Glenn was joined by the man and woman he had brought through the back streets, and the girl in the short dress. Most of them were looking beyond the three people approaching them. Even as the woman with the baton pointed it at them. “Hold it right there. What’s going on here?”
The mini-dressed woman stepped toward the Police officer, who just stared at the gash where a throat had been. The officer raised her baton, unsure how she was going to use it. Mini-dress carried on walking. The officer brought the baton in to crack against her ribs, then whipped it up to her armpit, the first move toward locking an arm behind her back.
Before the officer could start levering the woman’s arm around and behind her back, there were fingers around her throat.

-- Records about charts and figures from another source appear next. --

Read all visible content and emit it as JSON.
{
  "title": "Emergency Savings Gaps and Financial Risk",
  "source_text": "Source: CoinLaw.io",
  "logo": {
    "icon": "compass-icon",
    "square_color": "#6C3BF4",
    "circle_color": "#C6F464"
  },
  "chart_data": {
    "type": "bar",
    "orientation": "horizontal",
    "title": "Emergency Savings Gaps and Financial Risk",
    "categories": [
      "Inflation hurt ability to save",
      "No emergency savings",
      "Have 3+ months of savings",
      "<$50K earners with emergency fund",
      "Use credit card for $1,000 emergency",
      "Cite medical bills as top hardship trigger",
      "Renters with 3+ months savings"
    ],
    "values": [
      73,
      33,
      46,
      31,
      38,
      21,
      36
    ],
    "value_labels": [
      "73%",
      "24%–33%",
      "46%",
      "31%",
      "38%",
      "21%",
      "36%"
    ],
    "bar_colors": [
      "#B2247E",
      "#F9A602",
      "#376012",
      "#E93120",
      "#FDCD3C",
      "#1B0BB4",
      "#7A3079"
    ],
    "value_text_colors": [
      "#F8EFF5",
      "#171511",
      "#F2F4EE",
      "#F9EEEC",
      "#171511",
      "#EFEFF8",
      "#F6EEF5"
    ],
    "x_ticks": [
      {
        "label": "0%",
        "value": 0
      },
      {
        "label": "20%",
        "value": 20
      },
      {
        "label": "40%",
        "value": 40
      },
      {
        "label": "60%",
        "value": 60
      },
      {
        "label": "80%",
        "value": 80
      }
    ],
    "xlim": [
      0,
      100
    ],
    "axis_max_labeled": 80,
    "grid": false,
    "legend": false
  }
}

They squeezed, throttling her and threatening to break her skin. As the men behind her moved to free her, they were set upon Glenn’s other two followers.
Glenn walked around this melee, toward the nearest tent. Someone was struggling out of it, trying to stand up. She found her feet just before Glenn reached her. Short and wiry, face prematurely lined thanks to various addictions, she was currently lucid enough to take in his horrific visage and recognise him.
“Glenn? You fucking shit. What have you done?”
Glenn’s answer was to grab her thin face with one hand, her baggy top with the other, and pull her toward him.